# Fire Eel Q's & A's



## beN (Apr 21, 2010)

So Recently I have aquired a beauty Fire Eel. 

Havnt really measured him yet, but eyeball maybe 12-13inch..

Anyways I know there is some members that own Fire Eels on BCA

I want to hear what they eat, funny stories, you name it.

More info the better 

thx beN


----------



## jay_leask (Apr 22, 2010)

mine eat bloodworms and prawns, wont touch much anything else.


----------



## jay_leask (Apr 22, 2010)

after awhile it will eat right out of your hand.


----------



## beN (Apr 21, 2010)

hmm.. ive tried giving him blackworm & he doesnt seem to be all over it like the stingray ..

i wonder if he is still sorta shy..


----------



## jay_leask (Apr 22, 2010)

yeah it took awhile for mine to eat anything but bloodworms. i have 2 actually and the other one i have didnt take to the prawns until months after the other. ill try and get pics of both to show the difference, its nuts actually.


----------



## jay_leask (Apr 22, 2010)

try and hand feed it the blackworms


----------



## beN (Apr 21, 2010)

hand feeding is a little tuff in my big tank.

it doesnt really offer any space to get your whole arm in there.

plus you have to always keep your eye on the ray or soon to be ray(s)


----------



## jay_leask (Apr 22, 2010)

mine as soon as i walk up to the tank it will come check it out, i can just put my hand in a bit and it will come and take the prawns. maybe put it one of your smaller tanks and get it used to feeding out of your hand.


----------



## jay_leask (Apr 22, 2010)

oh yeah i forgot to tell you i lost one of the little mono's the other day.  it was being picked on and before i had a chance to get it out and another tank set up it was gone. not too sure if my ornate bichir ate the remains or what happened.


----------



## beN (Apr 21, 2010)

holy crap!..that sucks man!

well charles is bringn in more .. 

but they will be bigger.. dont know if they are for members though


----------



## angryinsect (Apr 21, 2010)

hey ben, try some big earth worms any of the spiny eels i've kept love them. scallops work well also


----------



## Johnnyfishtanks (Apr 21, 2010)

i bought one that was 28 inches he would eat like mega prawns like 9 to 10 a day. if you have troubles feeding. live earth worms go out on a rainy night you will get so many worms


----------



## BubbaGump_59 (Jul 23, 2010)

my 2 fire eels like to eat shrimp,smelt,red wigglers, blood worms and squid. when they were shy i used a turkey baster to gently push the blood to them and slowly but surly they started getting used to the baster after they were comfortable with my baster and my hand i defrosted the blood worms in a small bowl and then i would put the shrimp to kinda soak up the blood worm juices  i did the same thing with the squid and smelt and now they love them. now they pretty much eat anything i put in there  they absolutely love red wigglers and shrimp. there by far are my favorite fish ive kept  good luck with yours. there amazing fish.


----------



## beN (Apr 21, 2010)

this is great input thanks guys!!!

im going to try the squid & scallop..i have tried blackworm & prawn so far.

he loves hangn out in this bush i have in there. 

as for the earthworms outside @ night is not such a good idea.. if that lawn or any lawns around it are sprayed with crap , then worms would have made lunch of that lawn, which would then probably kill whatever fish that would eat that particular earthworm. too risky for stingrays if you ask me


----------



## pisces (Apr 22, 2010)

mine eat prawn same as pig! have 16 " long , and he dont feel shy! he go up swimming while he know i am feeding! but just add 2 eel , they very shy! still dont eat , hidding, just try feed prawn tonight, just smell it, but still dont eat.. 
will try again......


----------



## King-eL (Apr 21, 2010)

If it doesn't eat anything else yet beside bloodworms.
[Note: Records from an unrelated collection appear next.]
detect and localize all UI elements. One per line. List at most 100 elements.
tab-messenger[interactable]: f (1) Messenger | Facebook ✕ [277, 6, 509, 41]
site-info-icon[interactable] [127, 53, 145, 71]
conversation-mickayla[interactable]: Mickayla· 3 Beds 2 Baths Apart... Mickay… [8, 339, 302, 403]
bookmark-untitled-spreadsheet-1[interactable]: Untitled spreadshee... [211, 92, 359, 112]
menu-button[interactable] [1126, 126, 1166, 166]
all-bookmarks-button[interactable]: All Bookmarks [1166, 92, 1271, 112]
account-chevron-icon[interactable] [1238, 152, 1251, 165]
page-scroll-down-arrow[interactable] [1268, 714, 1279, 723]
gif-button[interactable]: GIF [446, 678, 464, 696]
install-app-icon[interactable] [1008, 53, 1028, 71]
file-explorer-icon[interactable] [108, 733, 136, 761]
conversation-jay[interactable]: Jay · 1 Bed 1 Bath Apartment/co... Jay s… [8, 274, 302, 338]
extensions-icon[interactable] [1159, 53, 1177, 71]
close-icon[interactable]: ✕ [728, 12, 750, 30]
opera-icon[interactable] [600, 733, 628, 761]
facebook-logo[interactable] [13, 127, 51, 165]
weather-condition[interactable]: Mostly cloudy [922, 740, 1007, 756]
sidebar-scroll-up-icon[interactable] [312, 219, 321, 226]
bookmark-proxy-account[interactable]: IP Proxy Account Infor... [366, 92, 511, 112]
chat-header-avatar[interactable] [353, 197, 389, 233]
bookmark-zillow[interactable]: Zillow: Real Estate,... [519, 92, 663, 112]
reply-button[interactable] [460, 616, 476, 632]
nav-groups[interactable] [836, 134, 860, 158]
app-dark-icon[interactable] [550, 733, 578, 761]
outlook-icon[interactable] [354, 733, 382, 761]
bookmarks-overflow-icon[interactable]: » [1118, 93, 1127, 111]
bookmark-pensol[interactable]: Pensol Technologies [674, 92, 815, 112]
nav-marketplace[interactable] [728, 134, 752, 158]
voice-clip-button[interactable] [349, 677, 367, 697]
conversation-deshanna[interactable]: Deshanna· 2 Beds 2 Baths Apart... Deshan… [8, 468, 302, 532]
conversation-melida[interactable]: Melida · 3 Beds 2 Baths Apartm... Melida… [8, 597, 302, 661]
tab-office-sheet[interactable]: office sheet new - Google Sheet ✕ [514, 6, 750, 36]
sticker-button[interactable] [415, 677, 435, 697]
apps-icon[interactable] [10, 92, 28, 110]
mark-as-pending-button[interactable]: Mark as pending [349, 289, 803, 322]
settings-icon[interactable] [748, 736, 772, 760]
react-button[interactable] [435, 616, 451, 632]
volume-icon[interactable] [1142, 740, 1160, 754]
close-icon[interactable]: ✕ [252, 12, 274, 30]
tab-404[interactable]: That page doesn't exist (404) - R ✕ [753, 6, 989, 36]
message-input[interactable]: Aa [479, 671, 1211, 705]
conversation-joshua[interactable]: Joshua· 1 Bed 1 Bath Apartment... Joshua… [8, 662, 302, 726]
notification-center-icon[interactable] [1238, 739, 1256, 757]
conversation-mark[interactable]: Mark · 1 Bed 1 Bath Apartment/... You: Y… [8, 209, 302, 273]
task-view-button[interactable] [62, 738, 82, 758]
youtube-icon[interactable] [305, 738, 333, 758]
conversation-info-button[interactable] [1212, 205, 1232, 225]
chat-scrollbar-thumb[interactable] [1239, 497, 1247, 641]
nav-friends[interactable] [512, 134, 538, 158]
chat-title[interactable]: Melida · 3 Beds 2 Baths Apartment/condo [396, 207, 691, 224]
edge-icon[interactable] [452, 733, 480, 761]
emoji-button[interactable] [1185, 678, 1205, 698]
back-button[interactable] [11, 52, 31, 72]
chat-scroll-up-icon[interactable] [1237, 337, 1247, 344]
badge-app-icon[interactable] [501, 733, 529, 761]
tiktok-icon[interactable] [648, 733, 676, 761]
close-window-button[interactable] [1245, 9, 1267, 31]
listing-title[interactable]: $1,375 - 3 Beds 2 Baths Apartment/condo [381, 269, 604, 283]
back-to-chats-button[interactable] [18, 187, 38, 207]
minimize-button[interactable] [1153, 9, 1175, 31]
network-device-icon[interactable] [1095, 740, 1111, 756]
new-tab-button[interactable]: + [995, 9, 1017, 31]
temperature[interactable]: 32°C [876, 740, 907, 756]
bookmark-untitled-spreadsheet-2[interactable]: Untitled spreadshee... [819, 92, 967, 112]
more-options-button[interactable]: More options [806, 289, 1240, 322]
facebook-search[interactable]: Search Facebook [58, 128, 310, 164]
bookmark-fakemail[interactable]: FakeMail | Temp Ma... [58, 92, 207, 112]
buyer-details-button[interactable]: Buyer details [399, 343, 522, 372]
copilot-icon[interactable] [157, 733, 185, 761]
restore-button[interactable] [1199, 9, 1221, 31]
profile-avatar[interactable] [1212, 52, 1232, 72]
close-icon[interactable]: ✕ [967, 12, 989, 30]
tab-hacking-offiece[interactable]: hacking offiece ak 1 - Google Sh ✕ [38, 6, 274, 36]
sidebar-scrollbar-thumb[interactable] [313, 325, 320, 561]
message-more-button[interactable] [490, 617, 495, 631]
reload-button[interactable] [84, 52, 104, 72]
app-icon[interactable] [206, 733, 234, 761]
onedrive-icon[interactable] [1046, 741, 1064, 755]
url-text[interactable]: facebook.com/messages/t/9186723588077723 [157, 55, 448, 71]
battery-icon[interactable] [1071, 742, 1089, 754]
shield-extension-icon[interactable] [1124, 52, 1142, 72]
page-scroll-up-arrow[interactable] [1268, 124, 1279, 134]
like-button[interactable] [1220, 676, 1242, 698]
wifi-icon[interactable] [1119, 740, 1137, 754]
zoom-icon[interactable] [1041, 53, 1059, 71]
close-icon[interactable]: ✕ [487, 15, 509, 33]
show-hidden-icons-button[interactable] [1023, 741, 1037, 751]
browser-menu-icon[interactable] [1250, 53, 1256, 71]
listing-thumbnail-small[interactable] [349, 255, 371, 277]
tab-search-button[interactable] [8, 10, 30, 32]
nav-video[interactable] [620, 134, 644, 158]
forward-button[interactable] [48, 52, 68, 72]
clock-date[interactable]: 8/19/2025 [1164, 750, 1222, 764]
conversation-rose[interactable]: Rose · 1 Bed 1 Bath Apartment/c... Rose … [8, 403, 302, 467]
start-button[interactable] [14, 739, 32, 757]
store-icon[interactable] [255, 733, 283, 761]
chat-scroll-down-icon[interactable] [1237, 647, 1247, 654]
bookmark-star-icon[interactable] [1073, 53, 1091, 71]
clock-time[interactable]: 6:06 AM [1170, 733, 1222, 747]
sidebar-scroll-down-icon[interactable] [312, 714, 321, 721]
I recommend NOT letting it get addicted to bloodworms or any worms. If you let it get addicted to bloodworms or any worms, you will have a hard time feeding it once it grows to 2 feet or more as you will need a lot of worms to fatten it up. A skinny fire eel becomes very shy. I recommend scallops, smelt and prawns/shrimps to let it grow much faster. Mine eats 10-15 prawns a day. His a fat one too, thicker than my arm.


----------